Now it’s time for the inevitable big step: talking to your corporate device. In the movies, at least, we’ve been talking to computers for a long time, from Jarvis in Iron Man to the famous scene in Star Trek IV: The Voyage Home, where Scotty tries to issue instructions to a 1980s computer (see it here).
Of course, voice assistants have been available in mobile phones for years Apple’s Siri came out in 2011. But they have had limited impact on corporate environments so far.
What’s changing is that advances in computing power and machine learning have enabled computers to transcribe speech better than human beings, and then accurately interpret the result, without cumbersome coding. And the new systems can more efficiently update themselves, learning from their mistakes rather than requiring explicit instruction.
The number of voice-enabled devices continues to skyrocket—over 50 million of them are expected to be sold this year and the global voice tech industry is expected to reach US$126.5 billion by 2023.
There are real benefits to voice interfaces for workers, especially compared to fiddly mobile keyboards. A study earlier this year by researchers from Stanford University, the University of Washington, and Baidu USA found that voice input with mobile devices was nearly three times faster than typing, will little difference in the error rate between the two types of input.
One of the biggest benefits of voice interfaces is that they can provide a “universal remote control” to enterprise business systems. Google has already demonstrated that voice can be used to connect computers to people-based systems, for example setting up an appointment at the hair salon:
These kinds of connections can make even more sense in the corporate world. Every large organization has many different applications, and providing a coherent workflow across them has always required coding, which can be slow and expensive. But if the systems are all voice-enabled, workers can easily switch from one to another without requiring any explicit integration.
In addition, it’s likely that enterprise systems will start talking to each other. It’s very difficult to implement universal standards in computing, and using voice—although obviously inefficient—could be a very pragmatic short-term solution for system integration. We’re already seeing this in the consumer world, with the recent news that Amazon’s Alexa can now “talk to” Microsoft’s Cortana and vice-versa.

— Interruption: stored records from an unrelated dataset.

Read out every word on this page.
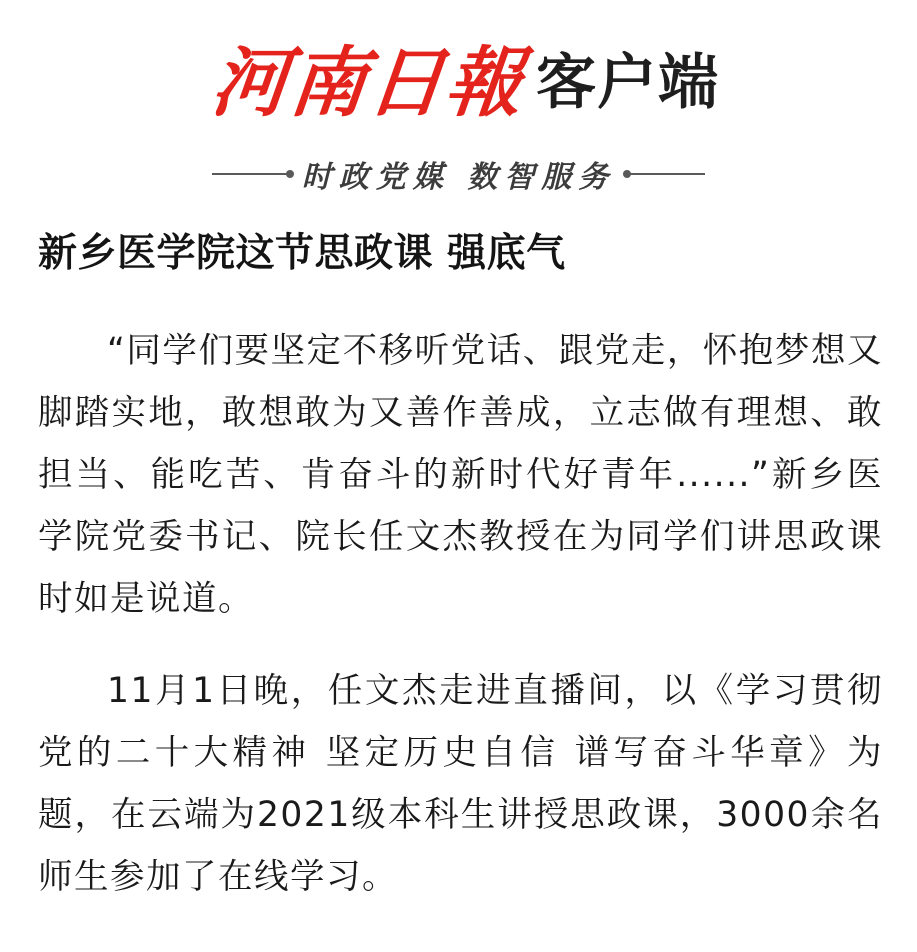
河南日報 客户端
时政党媒 数智服务
新乡医学院这节思政课 强底气

“同学们要坚定不移听党话、跟党走，怀抱梦想又脚踏实地，敢想敢为又善作善成，立志做有理想、敢担当、能吃苦、肯奋斗的新时代好青年......”新乡医学院党委书记、院长任文杰教授在为同学们讲思政课时如是说道。

11月1日晚，任文杰走进直播间，以《学习贯彻党的二十大精神 坚定历史自信 谱写奋斗华章》为题，在云端为2021级本科生讲授思政课，3000余名师生参加了在线学习。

All these advances mean that corporate digital assistants are going mainstream, providing chat and voice interfaces to a full range of corporate business activities, including easy access to HR information like outstanding vacation days¹:
Voice is also becoming part of innovative service approaches. For example, Workheld provides innovative field management systems to increase the productivity of construction and service processes. The company uses machine learning and text analytics technology to automatically match customer jobs with the most appropriate technician, with hands-free voice interfaces to help workers through maintenance steps.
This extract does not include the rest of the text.